At the same time, Powell said repeatedly on Sunday talk shows in the United States that war is not inevitable. He said UN weapons inspectors, now working with U.S.-supplied intelligence information, should be given time to do their work. But if war should come, he said, the United States and its allies would win decisively.
War or peace depends on the Iraqis' behaviour regarding the inspection teams, sent by the United Nations at the urging of the U.S. administration, Powell suggested.
"They have been co-operating with the inspectors and we'll see if that co-operation continues," he said on ABC's This Week.
"There's been some resistance in recent days...and we are providing more information and intelligence to the inspectors to cue their visits.
"We'll see whether that attitude of co-operation continues."
Powell was asked what would prevent Iraq from falling apart and splintering into ethnic mini-states if the United States and its allies were to invade and crush President Saddam Hussein's government. Iraq could divide into states based on Shiite and Sunni Islam and the Kurdish ethnic group, he allowed.

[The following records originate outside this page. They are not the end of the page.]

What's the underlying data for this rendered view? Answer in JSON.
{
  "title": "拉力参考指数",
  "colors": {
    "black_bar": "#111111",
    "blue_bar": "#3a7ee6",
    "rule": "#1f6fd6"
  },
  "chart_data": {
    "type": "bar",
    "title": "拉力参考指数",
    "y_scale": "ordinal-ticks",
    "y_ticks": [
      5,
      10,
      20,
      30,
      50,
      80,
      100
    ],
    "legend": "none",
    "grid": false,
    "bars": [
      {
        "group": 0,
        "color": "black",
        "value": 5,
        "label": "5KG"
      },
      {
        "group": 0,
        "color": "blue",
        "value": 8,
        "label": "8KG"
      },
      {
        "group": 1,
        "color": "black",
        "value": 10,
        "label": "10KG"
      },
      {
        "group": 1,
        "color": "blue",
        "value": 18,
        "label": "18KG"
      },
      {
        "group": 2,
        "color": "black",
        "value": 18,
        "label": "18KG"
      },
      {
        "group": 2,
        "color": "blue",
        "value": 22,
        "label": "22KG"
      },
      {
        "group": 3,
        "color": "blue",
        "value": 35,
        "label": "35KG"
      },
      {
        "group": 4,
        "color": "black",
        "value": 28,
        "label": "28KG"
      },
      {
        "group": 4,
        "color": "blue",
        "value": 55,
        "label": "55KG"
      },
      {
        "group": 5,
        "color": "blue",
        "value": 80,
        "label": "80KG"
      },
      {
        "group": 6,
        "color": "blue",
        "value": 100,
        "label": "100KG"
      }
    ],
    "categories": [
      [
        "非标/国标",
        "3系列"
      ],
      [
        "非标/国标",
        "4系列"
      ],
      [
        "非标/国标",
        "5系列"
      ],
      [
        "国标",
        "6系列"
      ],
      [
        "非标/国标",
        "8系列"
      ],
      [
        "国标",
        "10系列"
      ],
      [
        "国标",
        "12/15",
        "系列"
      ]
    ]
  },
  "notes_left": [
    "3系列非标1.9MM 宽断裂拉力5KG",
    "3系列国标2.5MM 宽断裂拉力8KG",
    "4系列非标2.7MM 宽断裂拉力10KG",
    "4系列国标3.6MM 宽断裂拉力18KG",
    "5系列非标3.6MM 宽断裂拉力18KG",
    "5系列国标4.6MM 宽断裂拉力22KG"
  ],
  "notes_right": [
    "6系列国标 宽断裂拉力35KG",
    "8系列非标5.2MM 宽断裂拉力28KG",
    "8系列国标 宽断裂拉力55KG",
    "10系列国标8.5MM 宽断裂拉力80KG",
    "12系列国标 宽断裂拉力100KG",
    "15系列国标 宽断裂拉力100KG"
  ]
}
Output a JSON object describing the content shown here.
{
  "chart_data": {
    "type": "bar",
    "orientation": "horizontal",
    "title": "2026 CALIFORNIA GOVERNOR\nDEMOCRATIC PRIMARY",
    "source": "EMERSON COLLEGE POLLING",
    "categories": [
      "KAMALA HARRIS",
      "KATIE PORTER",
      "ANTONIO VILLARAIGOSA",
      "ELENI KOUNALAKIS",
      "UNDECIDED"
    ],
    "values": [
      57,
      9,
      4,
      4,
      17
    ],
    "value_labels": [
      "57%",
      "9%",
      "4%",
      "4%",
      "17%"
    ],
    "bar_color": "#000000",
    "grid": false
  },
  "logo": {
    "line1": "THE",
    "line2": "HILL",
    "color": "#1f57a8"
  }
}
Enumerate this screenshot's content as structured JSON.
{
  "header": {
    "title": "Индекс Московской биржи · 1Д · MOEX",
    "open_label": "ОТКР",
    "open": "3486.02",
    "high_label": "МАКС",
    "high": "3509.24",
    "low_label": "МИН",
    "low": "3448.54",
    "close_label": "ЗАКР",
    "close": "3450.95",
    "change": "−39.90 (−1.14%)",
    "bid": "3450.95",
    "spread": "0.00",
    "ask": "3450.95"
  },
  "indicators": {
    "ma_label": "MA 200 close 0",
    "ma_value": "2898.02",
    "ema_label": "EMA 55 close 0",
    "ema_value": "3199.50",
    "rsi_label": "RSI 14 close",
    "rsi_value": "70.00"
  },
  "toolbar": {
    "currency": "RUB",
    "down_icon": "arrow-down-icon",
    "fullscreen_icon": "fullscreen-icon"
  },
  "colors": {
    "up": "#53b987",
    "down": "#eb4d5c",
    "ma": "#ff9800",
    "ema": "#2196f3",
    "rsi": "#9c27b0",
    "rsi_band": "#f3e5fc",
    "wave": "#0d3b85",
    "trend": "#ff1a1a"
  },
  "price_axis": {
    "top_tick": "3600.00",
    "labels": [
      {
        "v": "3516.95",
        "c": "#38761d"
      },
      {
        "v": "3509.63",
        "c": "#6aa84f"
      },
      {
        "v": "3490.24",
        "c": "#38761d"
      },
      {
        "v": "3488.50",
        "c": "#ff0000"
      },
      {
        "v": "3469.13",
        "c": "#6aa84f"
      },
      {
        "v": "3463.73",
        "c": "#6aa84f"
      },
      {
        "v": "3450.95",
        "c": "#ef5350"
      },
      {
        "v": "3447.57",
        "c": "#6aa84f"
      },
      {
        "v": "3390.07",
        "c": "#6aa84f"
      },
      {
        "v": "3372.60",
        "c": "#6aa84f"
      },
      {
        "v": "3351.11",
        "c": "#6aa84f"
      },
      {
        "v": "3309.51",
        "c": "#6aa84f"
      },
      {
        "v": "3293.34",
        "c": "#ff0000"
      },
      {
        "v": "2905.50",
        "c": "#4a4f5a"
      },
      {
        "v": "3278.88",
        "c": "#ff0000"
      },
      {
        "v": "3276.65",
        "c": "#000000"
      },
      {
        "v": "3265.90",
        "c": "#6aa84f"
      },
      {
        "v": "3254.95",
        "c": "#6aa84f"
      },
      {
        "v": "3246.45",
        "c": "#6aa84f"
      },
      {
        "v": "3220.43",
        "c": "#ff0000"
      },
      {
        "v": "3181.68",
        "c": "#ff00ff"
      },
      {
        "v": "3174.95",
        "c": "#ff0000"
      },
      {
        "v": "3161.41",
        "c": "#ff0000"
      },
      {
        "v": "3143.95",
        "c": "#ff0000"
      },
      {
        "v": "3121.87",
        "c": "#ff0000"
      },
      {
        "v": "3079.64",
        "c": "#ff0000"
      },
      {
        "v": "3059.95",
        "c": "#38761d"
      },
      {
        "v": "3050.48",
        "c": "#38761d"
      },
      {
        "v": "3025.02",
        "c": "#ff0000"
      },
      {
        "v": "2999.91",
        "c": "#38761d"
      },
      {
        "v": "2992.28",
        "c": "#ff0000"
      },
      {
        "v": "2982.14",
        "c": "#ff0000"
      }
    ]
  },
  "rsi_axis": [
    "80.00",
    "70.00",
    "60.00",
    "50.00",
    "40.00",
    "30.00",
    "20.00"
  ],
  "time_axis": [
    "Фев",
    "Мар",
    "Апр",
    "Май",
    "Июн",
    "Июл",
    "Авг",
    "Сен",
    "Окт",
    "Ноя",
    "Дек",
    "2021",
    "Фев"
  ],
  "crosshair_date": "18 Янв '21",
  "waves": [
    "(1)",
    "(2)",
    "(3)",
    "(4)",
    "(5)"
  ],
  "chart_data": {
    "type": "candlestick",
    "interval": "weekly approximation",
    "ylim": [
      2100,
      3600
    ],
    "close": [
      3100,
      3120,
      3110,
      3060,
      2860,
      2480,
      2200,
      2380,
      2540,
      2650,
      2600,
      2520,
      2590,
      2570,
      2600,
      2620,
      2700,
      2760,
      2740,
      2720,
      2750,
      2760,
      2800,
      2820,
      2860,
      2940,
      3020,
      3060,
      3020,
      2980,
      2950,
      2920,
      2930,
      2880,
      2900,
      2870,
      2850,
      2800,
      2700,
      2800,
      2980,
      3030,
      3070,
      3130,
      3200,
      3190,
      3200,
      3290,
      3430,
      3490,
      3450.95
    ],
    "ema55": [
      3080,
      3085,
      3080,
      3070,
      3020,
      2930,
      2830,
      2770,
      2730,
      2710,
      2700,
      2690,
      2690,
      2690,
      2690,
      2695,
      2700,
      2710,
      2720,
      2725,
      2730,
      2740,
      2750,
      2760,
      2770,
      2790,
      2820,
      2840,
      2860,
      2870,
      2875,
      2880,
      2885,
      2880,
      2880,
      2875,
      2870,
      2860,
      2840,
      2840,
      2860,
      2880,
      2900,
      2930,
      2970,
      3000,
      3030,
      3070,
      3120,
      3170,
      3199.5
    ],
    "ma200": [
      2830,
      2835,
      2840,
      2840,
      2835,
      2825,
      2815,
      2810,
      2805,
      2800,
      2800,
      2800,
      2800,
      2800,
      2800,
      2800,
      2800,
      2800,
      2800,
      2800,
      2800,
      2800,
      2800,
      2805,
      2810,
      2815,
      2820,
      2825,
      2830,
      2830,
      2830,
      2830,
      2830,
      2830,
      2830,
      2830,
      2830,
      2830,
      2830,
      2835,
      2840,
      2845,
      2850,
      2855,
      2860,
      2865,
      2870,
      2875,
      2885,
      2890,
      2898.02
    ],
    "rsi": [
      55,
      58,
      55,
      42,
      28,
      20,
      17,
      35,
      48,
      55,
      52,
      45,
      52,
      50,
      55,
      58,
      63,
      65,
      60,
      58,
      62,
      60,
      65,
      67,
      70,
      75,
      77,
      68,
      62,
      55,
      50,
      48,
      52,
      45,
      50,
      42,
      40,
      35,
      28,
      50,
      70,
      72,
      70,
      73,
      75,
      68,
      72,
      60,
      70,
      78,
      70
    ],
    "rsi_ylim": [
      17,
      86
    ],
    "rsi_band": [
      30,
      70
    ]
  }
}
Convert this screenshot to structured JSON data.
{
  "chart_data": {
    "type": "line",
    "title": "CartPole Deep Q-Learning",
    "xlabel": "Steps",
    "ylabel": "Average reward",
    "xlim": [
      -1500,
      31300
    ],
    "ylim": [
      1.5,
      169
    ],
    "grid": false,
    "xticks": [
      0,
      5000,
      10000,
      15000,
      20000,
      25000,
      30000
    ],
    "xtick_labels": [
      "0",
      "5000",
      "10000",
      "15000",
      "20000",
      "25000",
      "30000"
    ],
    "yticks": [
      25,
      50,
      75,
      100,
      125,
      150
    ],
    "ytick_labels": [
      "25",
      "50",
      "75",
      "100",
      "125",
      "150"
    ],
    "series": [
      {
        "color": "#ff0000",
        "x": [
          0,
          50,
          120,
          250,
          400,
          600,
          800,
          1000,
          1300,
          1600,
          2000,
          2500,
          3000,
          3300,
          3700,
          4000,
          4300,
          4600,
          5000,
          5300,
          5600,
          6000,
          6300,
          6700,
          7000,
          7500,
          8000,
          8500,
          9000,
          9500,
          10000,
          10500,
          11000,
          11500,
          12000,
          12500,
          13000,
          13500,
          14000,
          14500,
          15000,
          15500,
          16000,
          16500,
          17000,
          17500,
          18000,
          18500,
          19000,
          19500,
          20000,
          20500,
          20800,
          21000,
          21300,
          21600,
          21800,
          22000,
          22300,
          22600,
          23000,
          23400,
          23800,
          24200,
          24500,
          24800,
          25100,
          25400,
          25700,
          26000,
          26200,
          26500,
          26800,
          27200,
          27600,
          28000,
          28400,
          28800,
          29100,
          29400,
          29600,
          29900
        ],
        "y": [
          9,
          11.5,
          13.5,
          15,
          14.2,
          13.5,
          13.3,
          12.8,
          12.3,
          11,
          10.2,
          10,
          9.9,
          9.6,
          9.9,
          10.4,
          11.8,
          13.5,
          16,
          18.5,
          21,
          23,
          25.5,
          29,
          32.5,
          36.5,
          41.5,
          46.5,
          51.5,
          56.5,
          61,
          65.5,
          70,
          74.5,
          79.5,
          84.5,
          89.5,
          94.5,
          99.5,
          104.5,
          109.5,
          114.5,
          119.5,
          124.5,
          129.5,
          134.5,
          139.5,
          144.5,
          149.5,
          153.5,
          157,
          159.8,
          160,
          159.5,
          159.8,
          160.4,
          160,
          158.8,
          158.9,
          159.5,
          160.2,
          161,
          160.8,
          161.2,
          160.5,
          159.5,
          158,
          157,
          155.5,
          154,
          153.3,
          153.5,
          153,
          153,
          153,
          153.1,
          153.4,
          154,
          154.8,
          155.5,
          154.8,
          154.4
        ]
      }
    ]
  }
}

"There is that risk," Powell said on CBS's Face the Nation.
"We are sensitive to it. We do not believe that would be in the interest of anyone."
"So, we are committed to keeping Iraq intact and not allowing it to break up into three Balkan-like pieces. And any government we would support would be supported because it had such a commitment."
Still, Powell said, the first orders of business are the inspections.
"If Iraq does not co-operate, or if we find reason to believe they do have weapons of mass destruction that they have not identified and turned over to the international community, then the president has all of his options available to him," including another appeal to the United Nations or military action.
On NBC's Meet the Press, U.S. Senator Dick Lugar, incoming chairman of the Senate foreign relations committee, said he prefers the UN option. Noting the inspectors are to report their findings to the United Nations on Jan. 27, Lugar said: "My hope would be that we would engage the Security Council in appropriate action, depending on what that report has to say."
Appearing with Lugar, the current foreign relations chairman, Senator Joseph Biden, said it remains uncertain when "confronted with staying in power or giving up his weapons, what Saddam may do. But I think war is clearly at this point more likely than less likely."
Two aircraft carrier battle groups, each with about 10,000 sailors and marines, are within striking distance of Iraq. Two others were ordered last week to prepare for departure on 96 hours' notice, as were two amphibious-warfare groups. The U.S. navy has accelerated training schedules for other warships. Additional military personnel are heading for the Persian Gulf states Kuwait, Saudi Arabia, Qatar, Oman and Bahrain, among other locations.
The Iraqi government scoffed at the plans to deploy.
"The beating of war drums, the noise of weapons, the sending of warships, the mobilizing of armies will neither frighten nor terrorize the Iraqis," the Iraqi army newspaper Al-Qadissiya said Saturday in an editorial.
Powell, on Fox News Sunday, said he could not vouch for the validity of a list Iraq produced last week of 500 scientists the Iraqis said worked on mass-destruction arms. He has not seen the list, Powell said, and intelligence specialists still are studying it.
But Powell made another pitch for removing the scientists from Iraq for interrogation about the current state of the country's armaments.
Told a Baghdad hotel Saddam's government has offered for questioning the scientists is bugged, Powell said: "Whether it's bugged or not is not the issue so much as whether or not the individual is free to talk. The first one who came in had a minder with him."